After their marriage, Dr. Palmer came to Albion and opened an office, and she soon became one of the community's most successful physicians. Her popularity seemed to eclipse that of her husband. She was held in high esteem by members of the medical profession and residents of the city. She displayed marked skill and thorough understanding of the scientific principles of medicine and surgery. She was elected a member of the board of education, and for six years she served as its president.
July 27, 1899, Elizabeth Palmer took her own life in what is now Victory Park; but then was known as Brockway woods at the foot of Mingo street and across the railroad tracks, now a part of the (Albion) College athletic field. She was 47 at the time. After she had been missing for a day, her body was discovered in the woods and it was ascertained she had purchased a quantity of strychnine from a local drug store. Following her funeral, her husband closed their office, and devoted his energies to other fields of business activity. He became president of the Albion Buggy Co., and was named a director of the Albion Malleable Iron Co,. and a director of the Commercial & Savings Bank.
Dr. Palmer had built the residence at 108 W. Erie, which he used as a medical office, and also cared for seriously ill patients there. But when he decided to quit the medical practice after the death of his medic wife, he sold that building to Dr. A. B. Grant who practiced there a number of years.
After Dr. Grant's death, the building was sold by his son, Dr. Herman Grant, a Detroit physician to Charles E. Marsh, father of Mrs. Howell, and then an undertaker here. Dr. Palmer, once out of medical practice, engaged himself in industry and civic affairs. In 1903, he was elected mayor of Albion by a large majority and history reports that he gave the city (of Albion) a business like administration.

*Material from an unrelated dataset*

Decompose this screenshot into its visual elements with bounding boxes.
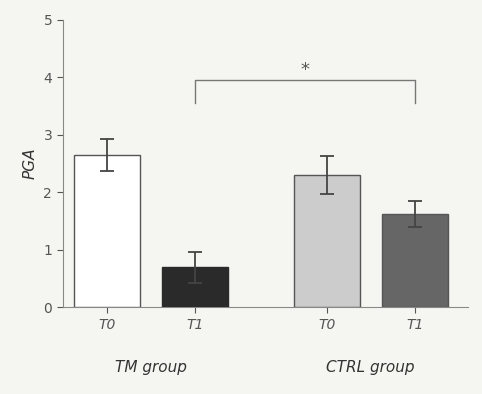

The home is currently under ownership of Scott Marvin, school teacher, and proprietor of the Palmer House Inn Bed and Breakfast, along with his wife, Dr. Tammy Jechura, Professor of Psychological Science at Albion College, and their daughter, Lilly, who is an aspiring artist and kindergartner.
-Taken from the Morning Star December 29, 1986 Albion, Michigan in an article entitled "Roots! From Whence Came We?"